Definition

If $f(x)$ is a convex function, then the set $\partial f = \{v | f(x) \ge f(x _0) + v^T (x - x _0)\}$ is called the sub-gradient of $f(x)$ at the point of $x _0$. Here $v$ should be limited to a small neighborhood of $x _0$. Note that $v^T (x- x _0)$ can be a generalized inner product in some Banach space other than Euclidean space.

It is apparent that, if $f(x)$ is differentiable at $x _0$, then by definition $$f(x) - f(x _0) = f’(x _0) ^T (x - x _0) + o(\| x - x _0 \|) \ge v^T (x - x_0)$$. In this case, we can say that the sub-gradient of $f(x)$ at $x _0$ is exactly the gradient $f’(x _0)$. For non-differentiable points, the sub-gradient should be a set.

Geometric Explanation

Recall that, for unary functions, the derivative of $f(x)$ is the slope of the line lying exactly below the curve of $y = f(x)$ and tangent to the curve at $x _0$. Similarly, the subgradient corresponds to the lines lying below the function curve and $x _0$ is a intersection. Just like what P1 shows. When $f(x)$ is differentiable at $x _0$, such lines will merge into one, and that is the tangent line.

P1

P1. The slopes of these lines are subgradients.

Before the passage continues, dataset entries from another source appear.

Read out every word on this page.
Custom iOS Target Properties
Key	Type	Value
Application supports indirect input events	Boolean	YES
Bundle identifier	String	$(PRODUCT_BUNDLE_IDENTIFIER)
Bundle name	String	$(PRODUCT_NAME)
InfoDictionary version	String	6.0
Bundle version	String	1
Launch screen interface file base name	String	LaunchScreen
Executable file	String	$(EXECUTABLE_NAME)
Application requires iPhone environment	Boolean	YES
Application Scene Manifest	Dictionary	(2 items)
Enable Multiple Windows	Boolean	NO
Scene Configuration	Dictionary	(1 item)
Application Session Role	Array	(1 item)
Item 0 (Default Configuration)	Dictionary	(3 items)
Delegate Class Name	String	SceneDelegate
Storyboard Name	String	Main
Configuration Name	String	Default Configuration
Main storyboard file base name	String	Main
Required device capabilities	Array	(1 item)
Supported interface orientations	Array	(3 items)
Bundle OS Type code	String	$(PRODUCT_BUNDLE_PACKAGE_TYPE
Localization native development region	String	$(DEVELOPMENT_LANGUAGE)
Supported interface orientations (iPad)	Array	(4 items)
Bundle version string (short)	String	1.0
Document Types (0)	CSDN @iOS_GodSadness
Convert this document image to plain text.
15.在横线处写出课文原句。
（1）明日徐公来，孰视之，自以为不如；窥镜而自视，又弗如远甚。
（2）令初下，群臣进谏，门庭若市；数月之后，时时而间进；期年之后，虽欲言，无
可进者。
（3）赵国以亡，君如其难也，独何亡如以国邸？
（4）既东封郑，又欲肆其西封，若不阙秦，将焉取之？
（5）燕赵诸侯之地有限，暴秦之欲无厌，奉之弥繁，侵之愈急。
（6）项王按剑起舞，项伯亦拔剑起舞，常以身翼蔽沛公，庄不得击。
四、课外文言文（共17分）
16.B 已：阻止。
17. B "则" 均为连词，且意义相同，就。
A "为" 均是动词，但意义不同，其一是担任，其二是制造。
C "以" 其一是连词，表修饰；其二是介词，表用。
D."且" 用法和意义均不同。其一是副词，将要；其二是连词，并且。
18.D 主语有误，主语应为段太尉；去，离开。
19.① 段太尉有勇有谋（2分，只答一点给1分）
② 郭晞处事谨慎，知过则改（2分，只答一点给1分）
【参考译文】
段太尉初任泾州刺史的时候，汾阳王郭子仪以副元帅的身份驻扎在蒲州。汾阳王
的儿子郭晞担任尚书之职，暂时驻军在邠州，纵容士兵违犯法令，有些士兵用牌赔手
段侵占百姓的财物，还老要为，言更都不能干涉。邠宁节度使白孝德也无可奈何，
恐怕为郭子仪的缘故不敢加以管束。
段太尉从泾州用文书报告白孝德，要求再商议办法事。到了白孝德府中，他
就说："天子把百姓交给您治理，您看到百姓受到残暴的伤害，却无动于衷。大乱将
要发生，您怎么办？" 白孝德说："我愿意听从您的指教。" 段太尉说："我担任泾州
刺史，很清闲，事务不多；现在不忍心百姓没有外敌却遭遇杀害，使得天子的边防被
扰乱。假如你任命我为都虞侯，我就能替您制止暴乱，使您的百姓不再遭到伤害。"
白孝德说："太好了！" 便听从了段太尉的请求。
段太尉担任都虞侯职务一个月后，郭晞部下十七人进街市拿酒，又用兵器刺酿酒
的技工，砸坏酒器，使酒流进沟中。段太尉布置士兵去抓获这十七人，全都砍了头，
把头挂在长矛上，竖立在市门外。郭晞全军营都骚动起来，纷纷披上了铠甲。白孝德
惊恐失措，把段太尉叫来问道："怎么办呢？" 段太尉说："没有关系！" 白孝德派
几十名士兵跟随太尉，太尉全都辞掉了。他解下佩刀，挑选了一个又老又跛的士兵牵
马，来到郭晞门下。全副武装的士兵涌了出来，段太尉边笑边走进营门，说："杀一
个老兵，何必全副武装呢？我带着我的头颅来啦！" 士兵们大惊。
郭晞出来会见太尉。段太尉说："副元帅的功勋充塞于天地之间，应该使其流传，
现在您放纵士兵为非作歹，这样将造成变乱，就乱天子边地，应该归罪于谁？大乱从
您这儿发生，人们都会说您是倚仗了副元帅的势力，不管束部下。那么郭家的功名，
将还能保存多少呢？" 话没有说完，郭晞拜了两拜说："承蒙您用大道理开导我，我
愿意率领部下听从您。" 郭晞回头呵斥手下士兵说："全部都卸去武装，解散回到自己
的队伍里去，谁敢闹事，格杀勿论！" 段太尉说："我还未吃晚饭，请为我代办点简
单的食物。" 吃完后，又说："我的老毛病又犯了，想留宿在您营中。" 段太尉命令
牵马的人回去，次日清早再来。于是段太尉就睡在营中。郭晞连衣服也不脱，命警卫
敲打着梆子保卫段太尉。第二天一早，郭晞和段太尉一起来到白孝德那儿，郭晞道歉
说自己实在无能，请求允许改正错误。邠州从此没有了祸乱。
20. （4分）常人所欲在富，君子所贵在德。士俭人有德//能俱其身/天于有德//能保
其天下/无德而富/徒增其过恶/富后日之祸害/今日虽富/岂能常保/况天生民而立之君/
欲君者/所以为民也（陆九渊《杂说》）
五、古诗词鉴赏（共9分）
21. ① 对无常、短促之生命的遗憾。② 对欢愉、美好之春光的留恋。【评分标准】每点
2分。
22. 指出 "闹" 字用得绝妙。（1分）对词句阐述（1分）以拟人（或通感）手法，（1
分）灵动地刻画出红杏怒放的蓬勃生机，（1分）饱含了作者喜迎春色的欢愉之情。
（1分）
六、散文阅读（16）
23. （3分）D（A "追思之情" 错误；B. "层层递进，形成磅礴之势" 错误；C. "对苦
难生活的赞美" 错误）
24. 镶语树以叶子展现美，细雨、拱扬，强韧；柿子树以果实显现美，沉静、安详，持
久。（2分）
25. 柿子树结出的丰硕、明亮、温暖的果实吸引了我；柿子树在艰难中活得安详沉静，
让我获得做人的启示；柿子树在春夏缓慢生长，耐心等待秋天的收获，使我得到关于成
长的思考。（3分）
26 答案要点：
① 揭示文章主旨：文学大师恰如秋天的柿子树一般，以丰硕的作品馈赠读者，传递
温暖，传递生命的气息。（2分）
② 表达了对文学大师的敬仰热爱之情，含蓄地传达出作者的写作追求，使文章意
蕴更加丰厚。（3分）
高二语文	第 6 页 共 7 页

Take the absolute function as an example. By definition, its subgradient at $x = 0$ is $\{v | \|x\| \ge vx\}$. The solution of the inequality is $[-1, 1]$. The two endpoints are exactly the slopes of the curve when $x < 0$ and when $x > 0$.

P1

In Machine Learning, the $\ell _1$ regularization term is frequently used while it’s not differentiable at $x = 0$. However, we can still get the subgradient, which looks the same as the absolute function $\{v |\ \| x \|\ge v^T x \}$ and the solution is $\| v\|\le 1$.

Application

The purpose of introducing subgradient in optimization is that we can derive a necessary condition for non-smooth functions to attain minima and maxima.

Theorem: If $f(x)$ is a convex function and there exists a subgradient within a neighborhood of $x _0$, then $x _0$ is a extrema of $f(x)$ if $0 \in \partial f(x _0)$.

For differentiable functions, a necessary condition for an extremum is that the slope of the tangent line is 0 (Fermat’s Theorem). So considering the geometric meaning of subgradient, this theorem indicates that there exists such a horizontal line that it is under the curve and intersect at $x _0$.

Similarly, we can modify the KKT condition from $\nabla \mathcal L (x, \lambda) = 0$ to $0 \in \partial \mathcal L (x, \lambda)$. Therefore, subgradient becomes really useful when it comes to solving the optimization problems of some non-differentiable target functions like $\ell _1$ norm.